Thomas Gottschalk versucht Längen in RTL-Show mit Witzchen zum Thema Gender zu überbrücken
Zwar weiß auch der altgediente Showmaster nicht, welches Spiel auf das vorhergegangene folgen wird. Dabei schafft es Gottschalk aber, während seiner Moderation den Charme des leicht dementen und verwirrten Großonkels zu versprühen, wenn er vor jedem Spiel durch das Studio irrt und das passende Kreuz auf dem Boden der Showbühne sucht, von dem aus er das nächste Spiel moderieren soll.
Dabei entstehenden unangenehmen Längen der Show versucht, die Gottschalk immer wieder mit noch unangenehmeren Witzchen zum Thema Gender zu überbrücken versucht. Und man wäre fast geneigt, sich an diesem Punkt aufzuregen.
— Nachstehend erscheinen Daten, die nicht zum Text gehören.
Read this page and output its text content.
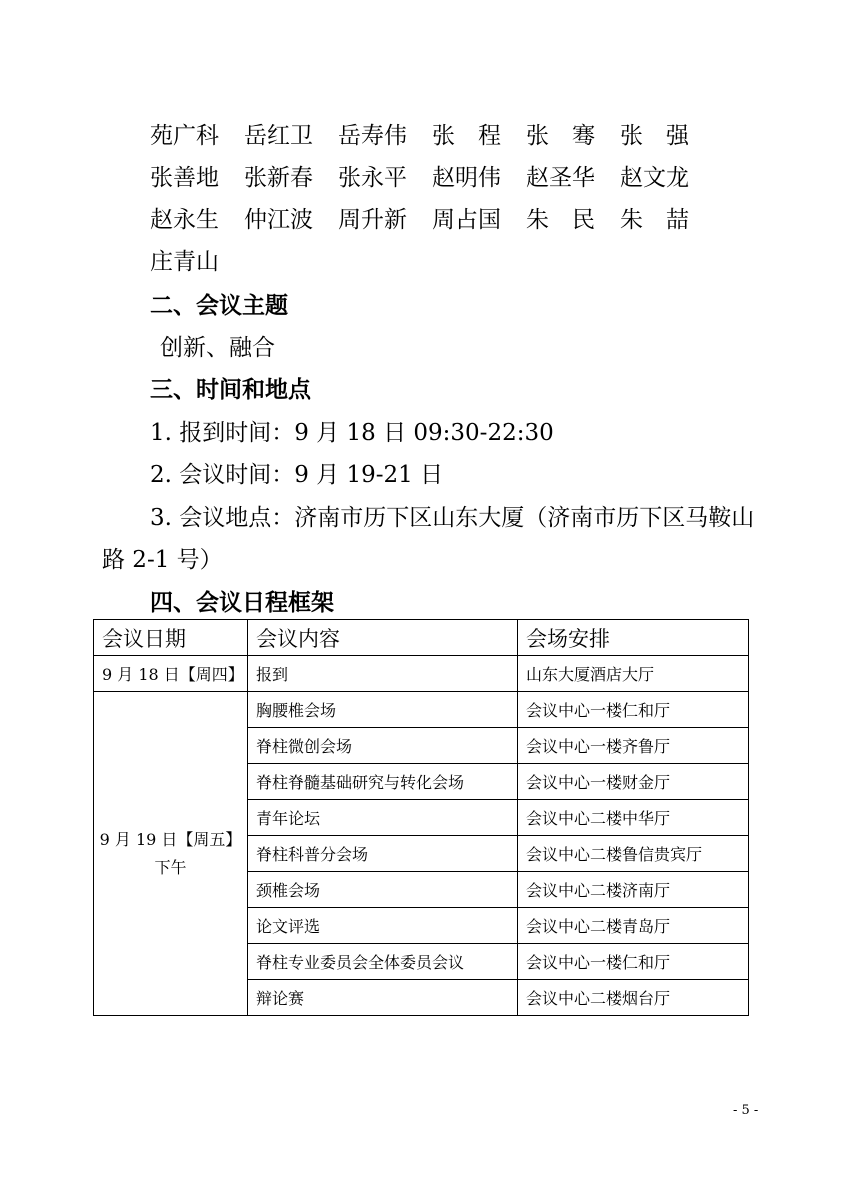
苑广科 岳红卫 岳寿伟 张　程 张　骞 张　强
张善地 张新春 张永平 赵明伟 赵圣华 赵文龙
赵永生 仲江波 周升新 周占国 朱　民 朱　喆
庄青山
二、会议主题
创新、融合
三、时间和地点
1. 报到时间：9 月 18 日 09:30-22:30
2. 会议时间：9 月 19-21 日
3. 会议地点：济南市历下区山东大厦（济南市历下区马鞍山
路 2-1 号）
四、会议日程框架
会议日期	会议内容	会场安排
9 月 18 日【周四】	报到	山东大厦酒店大厅

9 月 19 日【周五】
下午	胸腰椎会场	会议中心一楼仁和厅
	脊柱微创会场	会议中心一楼齐鲁厅
	脊柱脊髓基础研究与转化会场	会议中心一楼财金厅
	青年论坛	会议中心二楼中华厅
	脊柱科普分会场	会议中心二楼鲁信贵宾厅
	颈椎会场	会议中心二楼济南厅
	论文评选	会议中心二楼青岛厅
	脊柱专业委员会全体委员会议	会议中心一楼仁和厅
	辩论赛	会议中心二楼烟台厅
- 5 -
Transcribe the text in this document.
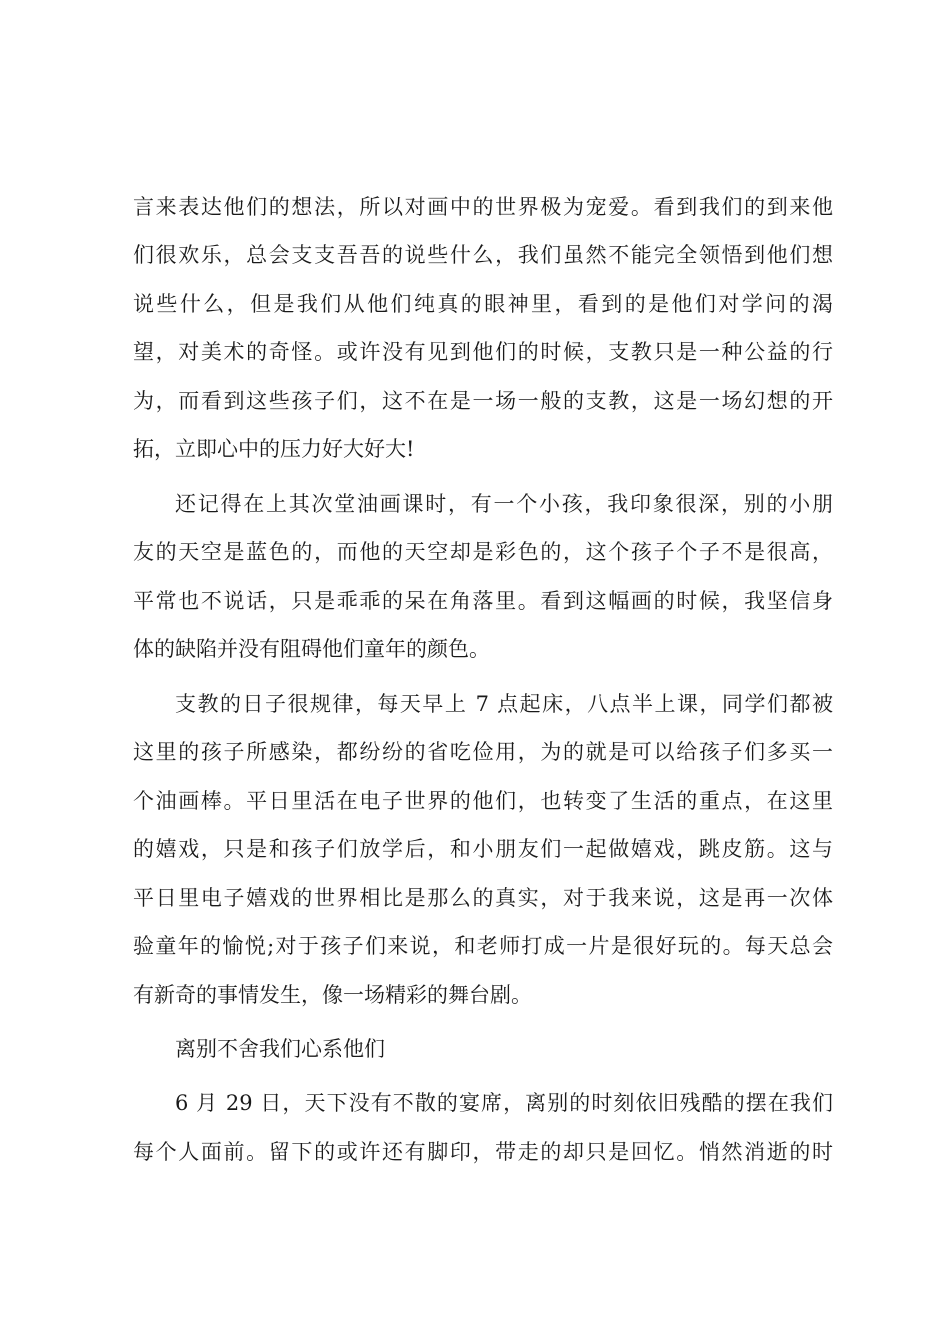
言来表达他们的想法，所以对画中的世界极为宠爱。看到我们的到来他
们很欢乐，总会支支吾吾的说些什么，我们虽然不能完全领悟到他们想
说些什么，但是我们从他们纯真的眼神里，看到的是他们对学问的渴
望，对美术的奇怪。或许没有见到他们的时候，支教只是一种公益的行
为，而看到这些孩子们，这不在是一场一般的支教，这是一场幻想的开
拓，立即心中的压力好大好大!
还记得在上其次堂油画课时，有一个小孩，我印象很深，别的小朋
友的天空是蓝色的，而他的天空却是彩色的，这个孩子个子不是很高，
平常也不说话，只是乖乖的呆在角落里。看到这幅画的时候，我坚信身
体的缺陷并没有阻碍他们童年的颜色。
支教的日子很规律，每天早上 7 点起床，八点半上课，同学们都被
这里的孩子所感染，都纷纷的省吃俭用，为的就是可以给孩子们多买一
个油画棒。平日里活在电子世界的他们，也转变了生活的重点，在这里
的嬉戏，只是和孩子们放学后，和小朋友们一起做嬉戏，跳皮筋。这与
平日里电子嬉戏的世界相比是那么的真实，对于我来说，这是再一次体
验童年的愉悦;对于孩子们来说，和老师打成一片是很好玩的。每天总会
有新奇的事情发生，像一场精彩的舞台剧。
离别不舍我们心系他们
6 月 29 日，天下没有不散的宴席，离别的时刻依旧残酷的摆在我们
每个人面前。留下的或许还有脚印，带走的却只是回忆。悄然消逝的时
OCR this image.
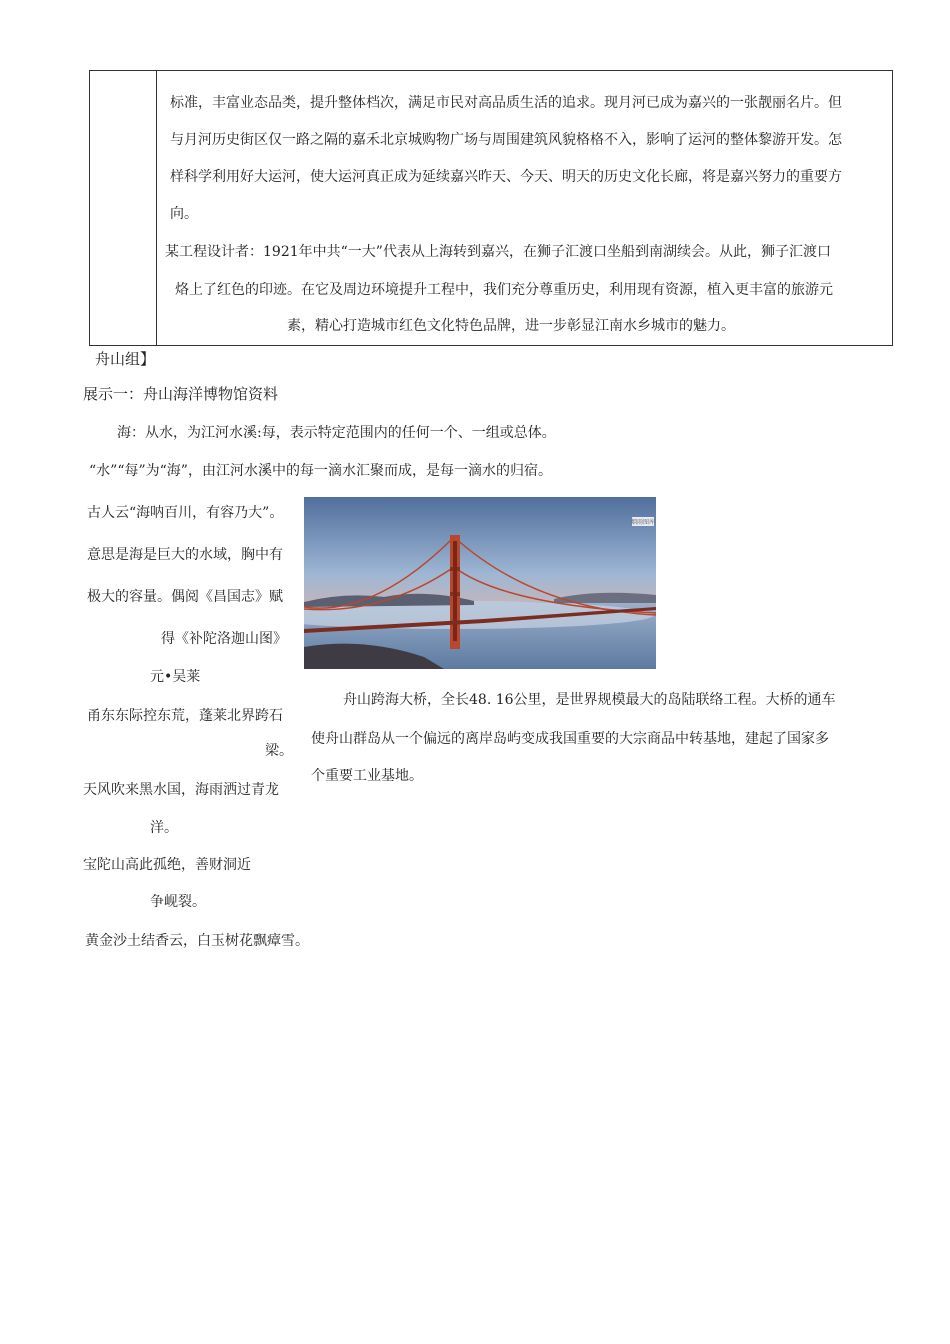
标准，丰富业态品类，提升整体档次，满足市民对高品质生活的追求。现月河已成为嘉兴的一张靓丽名片。但
与月河历史街区仅一路之隔的嘉禾北京城购物广场与周围建筑风貌格格不入，影响了运河的整体黎游开发。怎
样科学利用好大运河，使大运河真正成为延续嘉兴昨天、今天、明天的历史文化长廊，将是嘉兴努力的重要方
向。
某工程设计者：1921年中共“一大”代表从上海转到嘉兴，在狮子汇渡口坐船到南湖续会。从此，狮子汇渡口
烙上了红色的印迹。在它及周边环境提升工程中，我们充分尊重历史，利用现有资源，植入更丰富的旅游元
素，精心打造城市红色文化特色品牌，进一步彰显江南水乡城市的魅力。
舟山组】
展示一：舟山海洋博物馆资料
海：从水，为江河水溪:每，表示特定范围内的任何一个、一组或总体。
“水”“每”为“海”，由江河水溪中的每一滴水汇聚而成，是每一滴水的归宿。
古人云“海呐百川，有容乃大”。
意思是海是巨大的水域，胸中有
极大的容量。偶阅《昌国志》赋
得《补陀洛迦山图》
元•吴莱
甬东东际控东荒，蓬莱北界跨石
梁。
天风吹来黑水国，海雨洒过青龙
洋。
宝陀山高此孤绝，善财洞近
争岘裂。
黄金沙土结香云，白玉树花飘瘴雪。
烟雨图库
舟山跨海大桥，全长48. 16公里，是世界规模最大的岛陆联络工程。大桥的通车
使舟山群岛从一个偏远的离岸岛屿变成我国重要的大宗商品中转基地，建起了国家多
个重要工业基地。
Doch Gottschalks Komik-Verständnis lockt das Publikum nach all den Jahren auch nicht mehr hinter dem Ofen hervor. Und angesichts der ausgedehnten Langeweile und der fortgeschrittenen Stunde des Abends, sorgt Gottschalk nur noch für ein resignierendes Stöhnen, denn für einen gesteigerten Puls.
„Denn sie wissen nicht, was passiert“
Während auf dem zeitgleichen Sendeplatz bei der öffentlich-rechtlichen Konkurrenz der berufsjugendliche Kai Pflaume Stars gegen Kinder antreten lässt – was im Lichte von „Denn sie wissen nicht, was passiert“ auf einmal wie ein aufregendes Show-Konzept erscheint –, produziert der Privatsender RTL einen Abend, der mit Jauch, Gottschalk und Schöneberger zwar 183 Jahre geballte Moderationserfahrung auf die Bühne bringt, letztlich aber nichts als viereinhalb Stunden konsequente Höhepunktlosigkeit hervorbringt und damit den Abend in die Bedeutungslosigkeit des TV-Nirwanas mäandern lässt.
Unerklärlich, weshalb RTL Jauch, Gottschalk und Schöneberger eine neue Staffel schenkt
Ebenso unerklärlich wie der Umstand, dass Barbara Schöneberger den Co-Gastgeber Günther Jauch viereinhalb quälende Stunden lang konsequent als „Herr Jauch“ anspricht, bleibt die Frage, weshalb RTL den drei Showmaster:innen zum neuen Jahr eine neue Staffel der Show spendiert. Bei allem Wohlwollen für Live-Shows im linearen Fernsehen wird doch einzig deutlich, weshalb sich Video-on-Demand- und Streaming-Dienste solch großer Beliebtheit erfreuen. Mit „Denn sie wissen nicht, was passiert“ präsentierte RTL einen Abend, an den sich in einer Woche weder die Zuschauer:innen noch das Moderationsdreigestirn werden erinnern können. (Moritz Post)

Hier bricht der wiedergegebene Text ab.